MMAE, the shorthand name most members use, was chartered in 1887 and has evolved through mergers of several orthodox congregations. It now numbers about 400 families, a third of whom have joined since Shapiro's arrival. Many attribute that growth to Shapiro's innovation and openness.
"Whenever there is an event, he is filled with ideas," said Jeff Forman, president of the congregation and chairman of the rabbi search committee. "We have shofar-blowing and latke-eating contests. He is all about making Judaism fun and meaningful. He does not want anyone to dread coming here."
Shapiro's youth has meshed well with the needs of what was an aging congregation trying to attract new members, Forman said.
"The stereotype of the old man with the beard may not resonate with kids on Facebook," he said. "Here is a man who plays ping-pong with teens and organizes concerts and a summer camp that lets kids have fun and give back to their community at the same time."
Now there are Friday night dinners — once Shapiro cooked Mexican — bonfires with music and recently, a reggae festival performed by a traveling Israeli troop.
"You mix fun into the old traditions," Shapiro said. "And you make children welcome. Theirs is the real music, the exact sounds God wants to hear."
Shapiro blends spirituality with a sense of humor. He likes to call youth classes "Hebrew Unschool." Asked how he attracts children and teens to synagogue activities, he laughs and answers "lots of candy." Then, he admits, he is married to a dentist. His office is filled with dozens of religious and historic volumes and decorated with finger paintings, compliments of his two young children.
When Rabbi Elan Adler announced his decision to leave the congregation after a decade of service, Shapiro, who was assisting at a New Jersey synagogue, applied for the job.
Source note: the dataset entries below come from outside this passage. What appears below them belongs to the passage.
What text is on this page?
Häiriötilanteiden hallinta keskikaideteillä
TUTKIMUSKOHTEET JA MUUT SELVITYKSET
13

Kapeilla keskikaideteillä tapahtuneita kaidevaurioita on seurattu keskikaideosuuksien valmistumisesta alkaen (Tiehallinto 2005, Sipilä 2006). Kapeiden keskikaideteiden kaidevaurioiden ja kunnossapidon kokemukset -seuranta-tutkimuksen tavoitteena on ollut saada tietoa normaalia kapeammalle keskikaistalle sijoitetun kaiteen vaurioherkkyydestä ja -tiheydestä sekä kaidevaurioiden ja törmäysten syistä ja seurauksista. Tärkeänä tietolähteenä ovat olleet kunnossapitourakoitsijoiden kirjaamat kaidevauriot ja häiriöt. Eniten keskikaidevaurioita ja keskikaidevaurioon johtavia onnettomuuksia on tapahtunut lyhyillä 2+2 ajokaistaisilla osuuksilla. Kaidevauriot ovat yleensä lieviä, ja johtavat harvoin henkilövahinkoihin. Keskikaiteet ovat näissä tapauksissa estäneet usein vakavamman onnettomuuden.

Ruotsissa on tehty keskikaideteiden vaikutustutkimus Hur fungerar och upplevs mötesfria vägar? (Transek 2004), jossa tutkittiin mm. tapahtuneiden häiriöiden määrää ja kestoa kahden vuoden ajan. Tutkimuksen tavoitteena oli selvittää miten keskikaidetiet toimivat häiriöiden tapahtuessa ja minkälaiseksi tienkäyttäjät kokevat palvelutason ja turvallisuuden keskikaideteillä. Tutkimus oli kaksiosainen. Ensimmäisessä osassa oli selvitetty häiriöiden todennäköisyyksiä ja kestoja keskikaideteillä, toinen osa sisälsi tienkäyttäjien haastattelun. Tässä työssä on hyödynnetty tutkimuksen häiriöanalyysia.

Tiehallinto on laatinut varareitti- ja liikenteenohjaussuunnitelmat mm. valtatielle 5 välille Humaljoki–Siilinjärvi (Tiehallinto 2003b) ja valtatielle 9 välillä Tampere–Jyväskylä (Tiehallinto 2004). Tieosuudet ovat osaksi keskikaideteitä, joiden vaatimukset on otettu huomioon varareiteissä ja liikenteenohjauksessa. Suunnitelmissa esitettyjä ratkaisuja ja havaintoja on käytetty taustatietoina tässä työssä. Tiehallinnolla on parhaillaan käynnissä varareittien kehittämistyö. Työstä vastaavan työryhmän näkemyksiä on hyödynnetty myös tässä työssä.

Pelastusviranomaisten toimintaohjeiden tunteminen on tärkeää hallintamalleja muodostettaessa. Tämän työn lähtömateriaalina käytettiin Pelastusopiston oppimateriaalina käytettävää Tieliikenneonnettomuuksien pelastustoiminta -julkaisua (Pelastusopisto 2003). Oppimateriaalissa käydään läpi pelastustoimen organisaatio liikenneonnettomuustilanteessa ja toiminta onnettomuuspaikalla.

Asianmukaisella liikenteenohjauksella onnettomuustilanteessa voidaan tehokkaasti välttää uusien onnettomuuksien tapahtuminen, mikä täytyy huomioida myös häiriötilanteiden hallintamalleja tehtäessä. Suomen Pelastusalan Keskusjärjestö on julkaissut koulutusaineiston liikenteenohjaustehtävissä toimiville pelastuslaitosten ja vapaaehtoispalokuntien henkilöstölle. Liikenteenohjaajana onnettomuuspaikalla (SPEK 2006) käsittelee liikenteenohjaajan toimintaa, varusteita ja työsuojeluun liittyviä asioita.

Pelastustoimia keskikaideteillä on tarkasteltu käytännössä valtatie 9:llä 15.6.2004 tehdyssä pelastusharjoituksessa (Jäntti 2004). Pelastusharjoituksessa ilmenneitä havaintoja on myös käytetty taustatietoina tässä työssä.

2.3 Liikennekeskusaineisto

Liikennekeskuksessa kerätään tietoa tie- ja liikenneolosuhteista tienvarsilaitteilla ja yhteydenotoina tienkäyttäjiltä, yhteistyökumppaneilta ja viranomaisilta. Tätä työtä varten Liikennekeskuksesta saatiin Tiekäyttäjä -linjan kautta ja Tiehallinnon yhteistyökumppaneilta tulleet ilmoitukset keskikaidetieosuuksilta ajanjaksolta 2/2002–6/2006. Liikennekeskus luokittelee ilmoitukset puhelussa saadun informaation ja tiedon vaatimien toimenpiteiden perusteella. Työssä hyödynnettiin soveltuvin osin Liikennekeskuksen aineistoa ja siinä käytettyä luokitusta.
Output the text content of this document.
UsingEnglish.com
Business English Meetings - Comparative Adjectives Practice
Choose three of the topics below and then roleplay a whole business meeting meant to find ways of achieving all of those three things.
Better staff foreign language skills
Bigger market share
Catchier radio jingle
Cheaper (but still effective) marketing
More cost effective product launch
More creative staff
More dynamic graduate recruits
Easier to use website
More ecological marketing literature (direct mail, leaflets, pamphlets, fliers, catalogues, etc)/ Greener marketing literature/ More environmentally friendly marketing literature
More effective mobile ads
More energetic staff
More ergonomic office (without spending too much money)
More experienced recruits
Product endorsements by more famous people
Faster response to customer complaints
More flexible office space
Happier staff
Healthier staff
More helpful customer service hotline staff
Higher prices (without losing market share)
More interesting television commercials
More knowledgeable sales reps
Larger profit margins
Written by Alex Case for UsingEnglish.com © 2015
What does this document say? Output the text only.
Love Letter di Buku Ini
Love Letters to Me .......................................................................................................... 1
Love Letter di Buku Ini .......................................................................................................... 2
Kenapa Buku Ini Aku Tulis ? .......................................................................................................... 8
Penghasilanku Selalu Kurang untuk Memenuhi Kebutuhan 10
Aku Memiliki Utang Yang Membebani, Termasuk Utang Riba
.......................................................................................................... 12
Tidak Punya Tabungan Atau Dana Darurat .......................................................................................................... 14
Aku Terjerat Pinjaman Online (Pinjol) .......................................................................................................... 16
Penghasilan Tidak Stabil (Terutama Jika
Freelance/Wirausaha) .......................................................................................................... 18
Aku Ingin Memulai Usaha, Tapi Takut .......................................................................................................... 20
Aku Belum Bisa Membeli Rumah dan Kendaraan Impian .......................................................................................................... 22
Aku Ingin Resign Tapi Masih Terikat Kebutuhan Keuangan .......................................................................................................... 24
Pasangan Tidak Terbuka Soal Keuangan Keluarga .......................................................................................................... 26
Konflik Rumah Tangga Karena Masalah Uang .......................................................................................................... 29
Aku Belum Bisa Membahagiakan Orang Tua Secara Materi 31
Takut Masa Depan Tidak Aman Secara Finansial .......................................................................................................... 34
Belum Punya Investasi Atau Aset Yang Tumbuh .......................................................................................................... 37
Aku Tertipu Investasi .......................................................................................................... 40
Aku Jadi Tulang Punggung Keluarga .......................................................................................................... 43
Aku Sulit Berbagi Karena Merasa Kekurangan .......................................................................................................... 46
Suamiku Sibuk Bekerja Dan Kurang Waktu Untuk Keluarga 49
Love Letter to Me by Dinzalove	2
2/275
The two rabbis spent a month together before Adler departed for Israel.
"Rabbi Adler gave over a lot of his knowledge," Shapiro said. "He shared his soul with me."
In an e-mail from his home in Israel, Adler said his successor is "a wise choice on many levels."
"We knew he would embrace and teach an open orthodoxy that would be attractive to many people," he said. "We were impressed by his study in Israel, success in his previous position, great personal charm and impeccable character. His youth and boundless energy, along with his wife and children, were a huge asset, and we knew he would grow into the position quickly to the delight of the congregation."
Shapiro is devoted to a scholarly, spiritual life.
"I love the Torah," he said. "I love teaching it and trying to inspire with it."
After graduating from high school, he spent two years in Israel because, he said, "If you are going to live a life following a belief system, you should take time to become an expert in it."
On his return to the U.S., he studied at Brandeis University and then enrolled in rabbinical college. The numerous internships during his religious studies included prison chaplain at Rikers Island in New York, a ministry he continues at the Baltimore County Detention Center.
"When all the comforts of outside life are stripped away, many people become spiritual and look for forgiveness," he said.
His first name, translated from Hebrew, means "God will have mercy." He prefers it to Ross, his English name. "I want to bring God's mercy into the world," he said.
He has found Baltimore to be an exciting city with a strong, united Jewish community, he said.
"Wherever you are on the spectrum, there is a feeling of pride in being a Baltimore Jew," he said.
And Maryland has allowed him to indulge his passion for the outdoors, especially hiking and kayaking. "I feel the strongest connection to God in nature," he said.
While many refer to their congregation as MMAE, Shapiro prefers calling it Moses after his biblical hero.
"I want to be the rabbi of Moses," he said. "He was the perfect leader who loved and cared about the children of Israel."